In my mind, I felt I couldn’t breach Anita’s trust, even if I felt she was breaching mine. In the final analysis, it was her face on the big screen, not mine.

So I buried the film deep in my hard drive, where it resides to this day.

This chapter in my life as a filmmaker was painful and dispiriting, but over time I’ve come to see Anita’s perspective a little more clearly. I even see her disappointment as a kind of a mirror image of my own. I’ve gotten to the point where I can put the frustration out of my mind. More importantly, I’ve moved on to other projects.

A friend gave me some good advice: roll over it like a bump in the road.

He was right. What’s the alternative? Just give up? Never risk anything going forward?

I’ve learned some valuable lessons from this epic failure. These days, before I ever pick up a camera, I spend a lot more time getting to know my subjects — and letting them get to know me. I do everything I can to make sure they understand that this is a film about them, and not for them. There’s a big difference.

I’m not interested in making a puff piece or an infomercial. I have my own artistic goals. In the future, if the vibe starts trending towards conflict or instability, I think I’ll pick up on it much quicker, and either resolve the issue or consider aborting the project, long before I’ve put in months of work.

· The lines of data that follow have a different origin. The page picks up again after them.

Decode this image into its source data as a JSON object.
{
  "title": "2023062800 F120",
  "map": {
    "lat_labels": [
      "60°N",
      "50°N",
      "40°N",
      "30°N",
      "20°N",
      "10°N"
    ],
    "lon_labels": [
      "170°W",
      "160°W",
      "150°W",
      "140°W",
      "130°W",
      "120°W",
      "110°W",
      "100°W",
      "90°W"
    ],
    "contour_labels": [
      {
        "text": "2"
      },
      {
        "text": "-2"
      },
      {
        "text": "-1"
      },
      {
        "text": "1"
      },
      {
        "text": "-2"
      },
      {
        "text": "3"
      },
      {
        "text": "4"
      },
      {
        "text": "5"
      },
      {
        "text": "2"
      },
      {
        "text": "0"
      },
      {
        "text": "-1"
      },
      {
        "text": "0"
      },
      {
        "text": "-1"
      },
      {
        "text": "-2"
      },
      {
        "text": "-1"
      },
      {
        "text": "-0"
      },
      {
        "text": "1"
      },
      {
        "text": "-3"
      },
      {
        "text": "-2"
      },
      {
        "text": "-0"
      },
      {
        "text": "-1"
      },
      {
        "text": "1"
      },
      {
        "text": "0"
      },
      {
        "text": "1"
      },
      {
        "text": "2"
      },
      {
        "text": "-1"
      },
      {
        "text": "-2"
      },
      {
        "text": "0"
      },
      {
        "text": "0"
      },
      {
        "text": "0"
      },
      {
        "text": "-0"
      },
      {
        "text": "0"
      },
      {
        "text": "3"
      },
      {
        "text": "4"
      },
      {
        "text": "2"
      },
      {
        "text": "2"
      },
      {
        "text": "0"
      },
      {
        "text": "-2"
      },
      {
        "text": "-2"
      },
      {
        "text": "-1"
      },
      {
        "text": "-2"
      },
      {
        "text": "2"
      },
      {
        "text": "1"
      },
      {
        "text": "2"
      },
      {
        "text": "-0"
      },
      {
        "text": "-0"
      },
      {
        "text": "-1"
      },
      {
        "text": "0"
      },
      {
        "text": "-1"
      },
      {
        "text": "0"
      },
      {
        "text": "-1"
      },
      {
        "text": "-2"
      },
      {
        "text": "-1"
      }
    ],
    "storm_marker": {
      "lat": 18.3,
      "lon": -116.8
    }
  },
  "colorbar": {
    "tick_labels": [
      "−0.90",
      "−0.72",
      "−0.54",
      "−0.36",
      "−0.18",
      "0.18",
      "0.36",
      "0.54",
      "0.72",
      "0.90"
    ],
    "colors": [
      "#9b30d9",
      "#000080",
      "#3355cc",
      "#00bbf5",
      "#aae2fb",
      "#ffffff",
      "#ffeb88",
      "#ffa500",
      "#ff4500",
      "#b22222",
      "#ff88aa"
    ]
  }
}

I’ll still share the progress of the film as it develops, and particularly while it’s being edited. That seems like a sensible precaution. I’m even posting weekly drafts of my latest film on a protected page of my website, so my subject always knows what’s happening.

No more, “The film is done, what do you think?” and then hope for the best. Springing the film on Anita, like I unfortunately did, was a huge gamble. I know that now.

I would have been better off buying a lotto ticket!